PrivateKey = "-----BEGIN PRIVATE KEY-----\\n-----END PRIVATE KEY-----\n"
BucketName = "node-modules-caching"
name: gitlab-runner
tags: k8s-runner
secrets: []
securityContext:
allowPrivilegeEscalation: false
capabilities:
drop:
- ALL
privileged: false
readOnlyRootFilesystem: false
runAsNonRoot: true
service:
enabled: false
type: ClusterIP
sessionServer:
enabled: false
terminationGracePeriodSeconds: 3600
tolerations: []
useTini: false
volumeMounts: []
volumes: []
Now what is happening is when there is pipeline running one after another than it works fine. But suppose I execute 7-10 pipelines at one time than the jobs get executed properly but it gets stuck after completion of job at creating caching.You can see in the below image.
If I cancel all those 7 pipelines and run one after another than it will complete. There is nothing in the logs also. Can anyone help what is happening here?

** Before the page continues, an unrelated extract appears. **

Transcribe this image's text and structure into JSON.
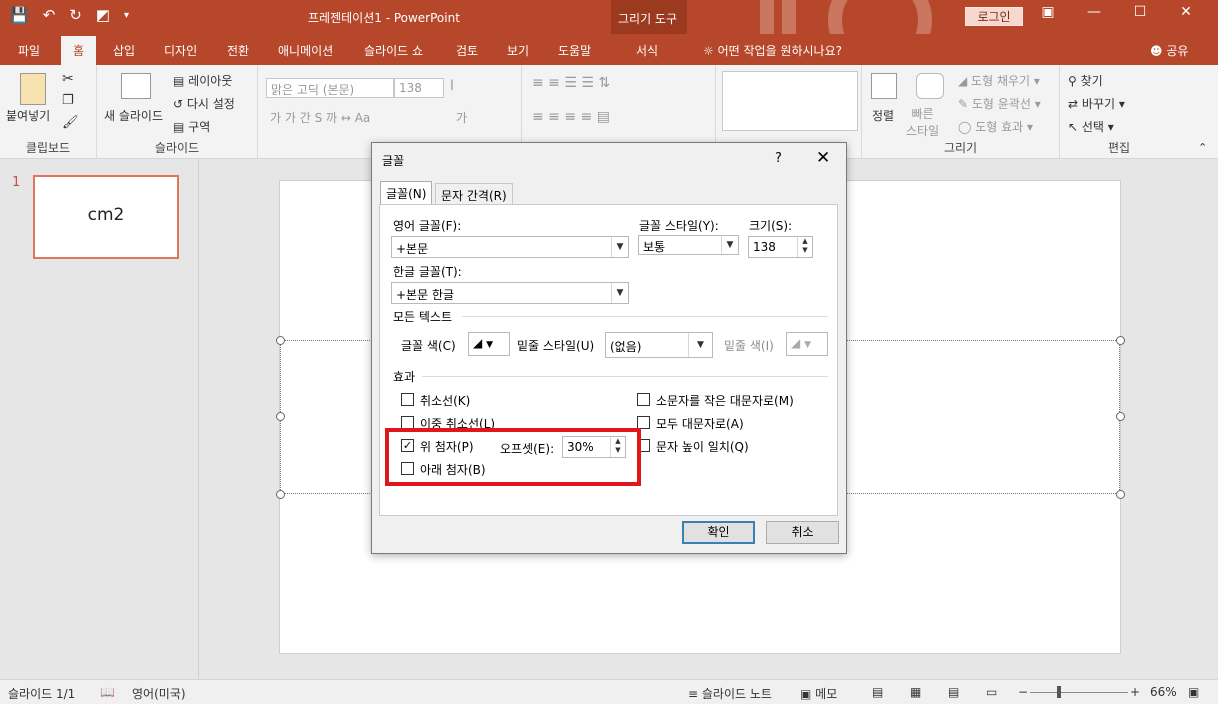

Also it docker dind is running with this. It’s deployment is as follows:
## Deployment for docker-dind
apiVersion: apps/v1
kind: Deployment
metadata:
labels:
app: docker-dind
name: docker-dind
namespace: gitlab-runner
spec:
replicas: 1
selector:
matchLabels:
app: docker-dind
template:
metadata:
labels:
app: docker-dind
spec:
containers:
- image: docker:19.03-dind
name: docker-dind
env:
- name: DOCKER_HOST
value: tcp://docker-dind:2375/
- name: DOCKER_TLS_CERTDIR #Disable TLS as traffic is not going outside of network.
value: ""
volumeMounts:
- name: docker-dind-data-vol #Persisting the docker data
mountPath: /var/lib/docker/
ports:
- name: daemon-port
containerPort: 2375
protocol: TCP
securityContext:
privileged: true #Required for dind container to work.
nodeSelector:
solr: prom
volumes:
- name: docker-dind-data-vol
persistentVolumeClaim:
claimName: docker-dind-data
Also job getting stuck on creating cache and if 8-10 pipelines are running and there is a new pipeline made to run than pod gets in pending state and failed.
ERROR: Job failed (system failure): prepare environment: waiting for pod running: timed out waiting for pod to start.